Linear Algebra Operators and Generic Functions

OPERATORS

ROUTINE DESCRIPTION
OPERATORS: .x., .tx., .xt., .xh. Computes matrix-vector and matrix-matrix products.
OPERATORS: .t., .h. Computes transpose and conjugate transpose of a matrix.
OPERATORS: .i. Computes the inverse matrix, for square non-singular matrices, or the Moore-Penrose generalized inverse matrix for singular square matrices or rectangular matrices.
OPERATORS: .ix., .xi.
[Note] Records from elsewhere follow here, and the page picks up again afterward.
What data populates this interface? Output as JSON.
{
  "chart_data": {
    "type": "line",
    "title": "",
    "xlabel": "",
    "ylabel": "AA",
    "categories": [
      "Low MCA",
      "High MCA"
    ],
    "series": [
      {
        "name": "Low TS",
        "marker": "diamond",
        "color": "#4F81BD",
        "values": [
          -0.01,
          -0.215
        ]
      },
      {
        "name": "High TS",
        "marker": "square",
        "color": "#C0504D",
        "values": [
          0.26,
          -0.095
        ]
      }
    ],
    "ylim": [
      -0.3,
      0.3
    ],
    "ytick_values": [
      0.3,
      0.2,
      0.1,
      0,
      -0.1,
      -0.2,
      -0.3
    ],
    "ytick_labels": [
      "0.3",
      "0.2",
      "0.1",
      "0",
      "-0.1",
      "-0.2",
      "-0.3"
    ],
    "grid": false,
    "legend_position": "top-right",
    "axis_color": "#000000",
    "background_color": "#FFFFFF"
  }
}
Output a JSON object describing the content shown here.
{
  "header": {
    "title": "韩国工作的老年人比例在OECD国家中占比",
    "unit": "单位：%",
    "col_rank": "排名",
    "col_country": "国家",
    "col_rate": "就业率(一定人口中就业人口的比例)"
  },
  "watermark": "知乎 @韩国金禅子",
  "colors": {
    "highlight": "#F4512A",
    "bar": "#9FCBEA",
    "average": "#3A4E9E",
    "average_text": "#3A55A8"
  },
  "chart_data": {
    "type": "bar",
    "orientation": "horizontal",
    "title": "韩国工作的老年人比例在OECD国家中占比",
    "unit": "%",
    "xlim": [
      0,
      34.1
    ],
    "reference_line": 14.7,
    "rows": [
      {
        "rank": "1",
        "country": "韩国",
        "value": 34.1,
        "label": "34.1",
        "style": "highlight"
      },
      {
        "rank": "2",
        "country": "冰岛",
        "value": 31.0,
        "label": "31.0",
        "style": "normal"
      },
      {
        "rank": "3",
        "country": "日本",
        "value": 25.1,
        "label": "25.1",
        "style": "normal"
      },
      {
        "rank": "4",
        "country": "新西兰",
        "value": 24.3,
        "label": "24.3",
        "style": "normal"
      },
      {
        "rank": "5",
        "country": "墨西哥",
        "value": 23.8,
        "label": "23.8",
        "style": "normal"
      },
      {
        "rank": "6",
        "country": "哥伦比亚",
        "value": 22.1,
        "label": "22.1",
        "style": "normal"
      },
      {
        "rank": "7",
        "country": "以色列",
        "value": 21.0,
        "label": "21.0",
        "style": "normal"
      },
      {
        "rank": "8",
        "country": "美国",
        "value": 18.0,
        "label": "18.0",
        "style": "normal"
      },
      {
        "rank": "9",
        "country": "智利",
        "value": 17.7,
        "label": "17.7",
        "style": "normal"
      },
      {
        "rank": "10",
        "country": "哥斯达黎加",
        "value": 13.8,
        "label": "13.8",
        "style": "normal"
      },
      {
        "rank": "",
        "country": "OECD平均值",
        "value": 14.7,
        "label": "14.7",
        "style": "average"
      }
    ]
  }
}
Computes the inverse matrix times a vector or matrix for square non-singular matrices or the corresponding Moore-Penrose generalized inverse matrix for singular square matrices or rectangular matrices.
 

FUNCTIONS

ROUTINE DESCRIPTION
CHOL Computes the Cholesky factorization of a positive-definite, symmetric or self-adjoint matrix, A.
COND Computes the condition number of a matrix, A.
DET Computes the determinant of a rectangular matrix, A.
DIAG Constructs a square diagonal matrix from a rank-1 array or several diagonal matrices from a rank-2 array.
DIAGONALS Extracts a rank-1 array whose values are the diagonal terms of a rank-2 array argument.
EIG Computes the eigenvalue-eigenvector decomposition of an ordinary or generalized eigenvalue problem.
EYE Creates a rank-2 square array whose diagonals are all the value one.
FFT The Discrete Fourier Transform of a complex sequence and its inverse transform.
FFT_BOX The Discrete Fourier Transform of several complex or real sequences.
IFFT The inverse of the Discrete Fourier Transform of a complex sequence.
IFFT_BOX The inverse Discrete Fourier Transform of several complex or real sequences.
ISNAN This is a generic logical function used to test scalars or arrays for occurrence of an IEEE 754 Standard format of floating point (ANSI/IEEE 1985) NaN, or not-a-number.
NAN Returns, as a scalar function, a value corresponding to the IEEE 754 Standard format of floating point (ANSI/IEEE 1985) for NaN.
NORM Computes the norm of a rank-1 or rank-2 array.
ORTH Orthogonalizes the columns of a rank-2 or rank-3 array.
RAND Computes a scalar, rank-1, rank-2 or rank-3 array of random numbers.
RANK Computes the mathematical rank of a rank-2 or rank-3 array.
SVD Computes the singular value decomposition of a rank-2 or rank-3 array, A = USVT.
UNIT Normalizes the columns of a rank-2 or rank-3 array so each has Euclidean length of value one.